Financial markets make this model clearer. Visa processed $157 trillion in payments in fiscal year 2024 and reported $35.9 billion in net income. Jane Street reported $20.5 billion in net trading income last year—more than Citigroup or Bank of America. The top five U.S. market makers handle 87% of order flow payments: they do not predict the market; they are in the flow of every order and earn more as trading volume increases.

These companies also share another commonality: network effects. Visa is more useful to more merchants because there are more cards; it is more useful to more cardholders because more merchants accept it.
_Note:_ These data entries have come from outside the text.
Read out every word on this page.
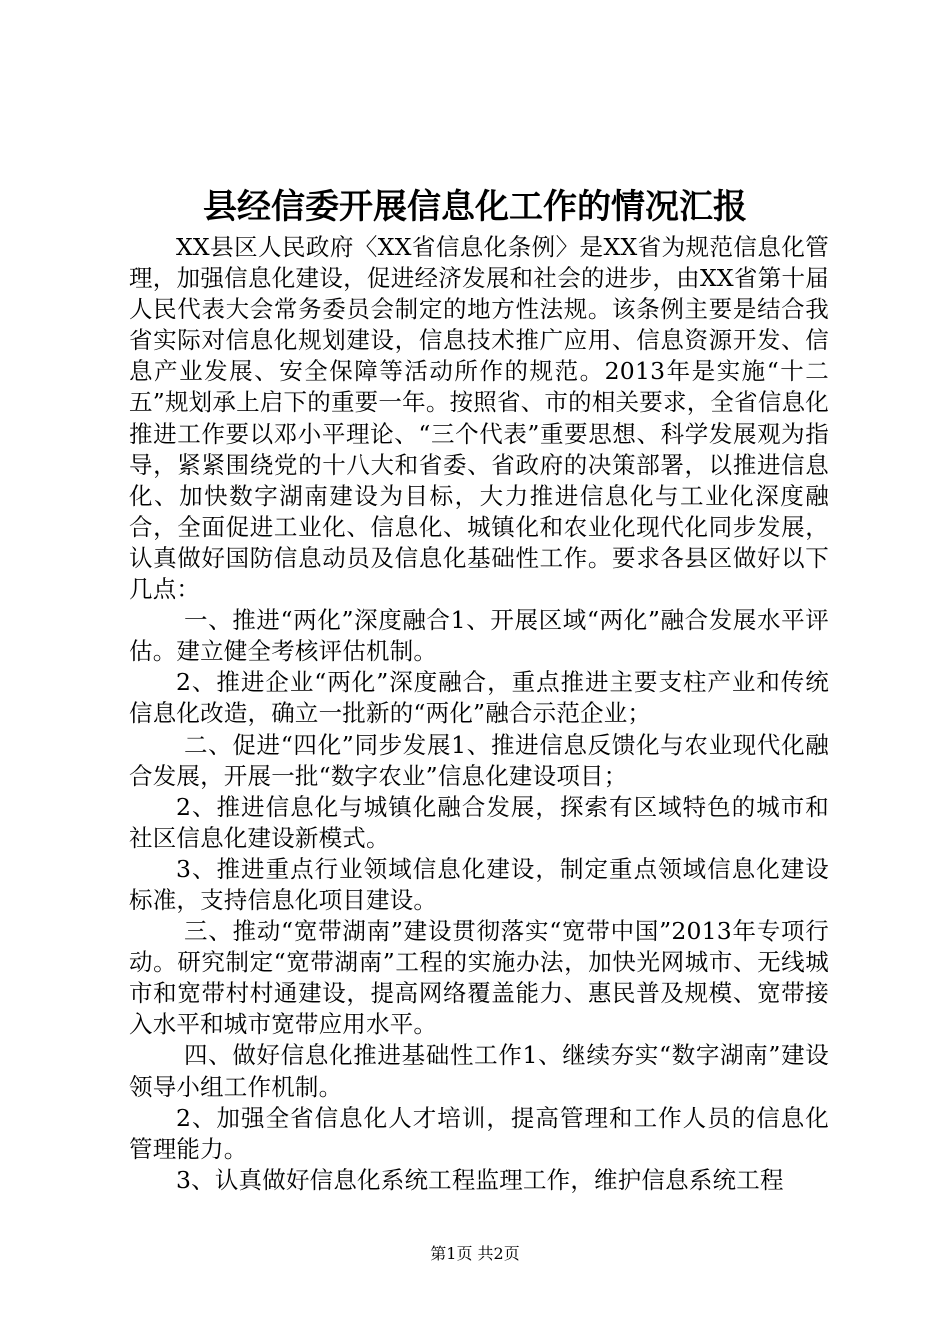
县经信委开展信息化工作的情况汇报

XX县区人民政府〈XX省信息化条例〉是XX省为规范信息化管理，加强信息化建设，促进经济发展和社会的进步，由XX省第十届人民代表大会常务委员会制定的地方性法规。该条例主要是结合我省实际对信息化规划建设，信息技术推广应用、信息资源开发、信息产业发展、安全保障等活动所作的规范。2013年是实施“十二五”规划承上启下的重要一年。按照省、市的相关要求，全省信息化推进工作要以邓小平理论、“三个代表”重要思想、科学发展观为指导，紧紧围绕党的十八大和省委、省政府的决策部署，以推进信息化、加快数字湖南建设为目标，大力推进信息化与工业化深度融合，全面促进工业化、信息化、城镇化和农业化现代化同步发展，认真做好国防信息动员及信息化基础性工作。要求各县区做好以下几点：

一、推进“两化”深度融合1、开展区域“两化”融合发展水平评估。建立健全考核评估机制。

2、推进企业“两化”深度融合，重点推进主要支柱产业和传统信息化改造，确立一批新的“两化”融合示范企业；

二、促进“四化”同步发展1、推进信息反馈化与农业现代化融合发展，开展一批“数字农业”信息化建设项目；

2、推进信息化与城镇化融合发展，探索有区域特色的城市和社区信息化建设新模式。

3、推进重点行业领域信息化建设，制定重点领域信息化建设标准，支持信息化项目建设。

三、推动“宽带湖南”建设贯彻落实“宽带中国”2013年专项行动。研究制定“宽带湖南”工程的实施办法，加快光网城市、无线城市和宽带村村通建设，提高网络覆盖能力、惠民普及规模、宽带接入水平和城市宽带应用水平。

四、做好信息化推进基础性工作1、继续夯实“数字湖南”建设领导小组工作机制。

2、加强全省信息化人才培训，提高管理和工作人员的信息化管理能力。

3、认真做好信息化系统工程监理工作，维护信息系统工程

第1页 共2页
The same goes for order flow—every new broker narrows the spread, attracting more brokers and thus more flow.

The combination of the flow of funds and network effects is one of the most enduring business structures in history.

Your Profit is My Opportunity

Bezos called it "your profit is my opportunity." He was talking about retail at the time, but this applies even more to traditional financial services—the world's largest profit extraction pool. Payments, custody, lending, foreign exchange, securitization, settlement, market making, without exception. Visa and Mastercard charge 2-3% transaction fees on the networks designed in the 1960s. Remittance channels charge 6-9%. Major brokers and custodians take a cut from every securities transaction. Even after the U.S. shifts to T+1 settlement in 2024, funds will still sit idle overnight as a structural tax on every participant.

Each of these profit margins is a target. Compress costs, increase speed, and potentially expand the entire market. Stripe and Square have proven this is feasible in payments.

Crypto founders have the opportunity to build the next version—programmable, instant, global, and natively positioned within the flow of funds.

And the frontier extends far beyond financial services. Computing and GPU markets. Memory chips. AI training data. Energy. Robotics. Space. Rare earth metals. Each category is a domain where global value can start flowing at scales that existing rails were never designed to carry.

Each is an open field for building a flow business from scratch on programmable infrastructure. These markets have no existing rails, no entrenched intermediaries, and nothing to defend.

As a founder, ask yourself:

  1. Are you positioned within the flow of funds today?

  2. When the value of activities on your product grows tenfold, does your revenue grow accordingly?

  3. If you are building a new product, where in your target market is the margin for profit extraction the highest relative to the value being created?

The opportunity is there. Seize it, integrate into the new flow, and let the network begin to accumulate growth from there.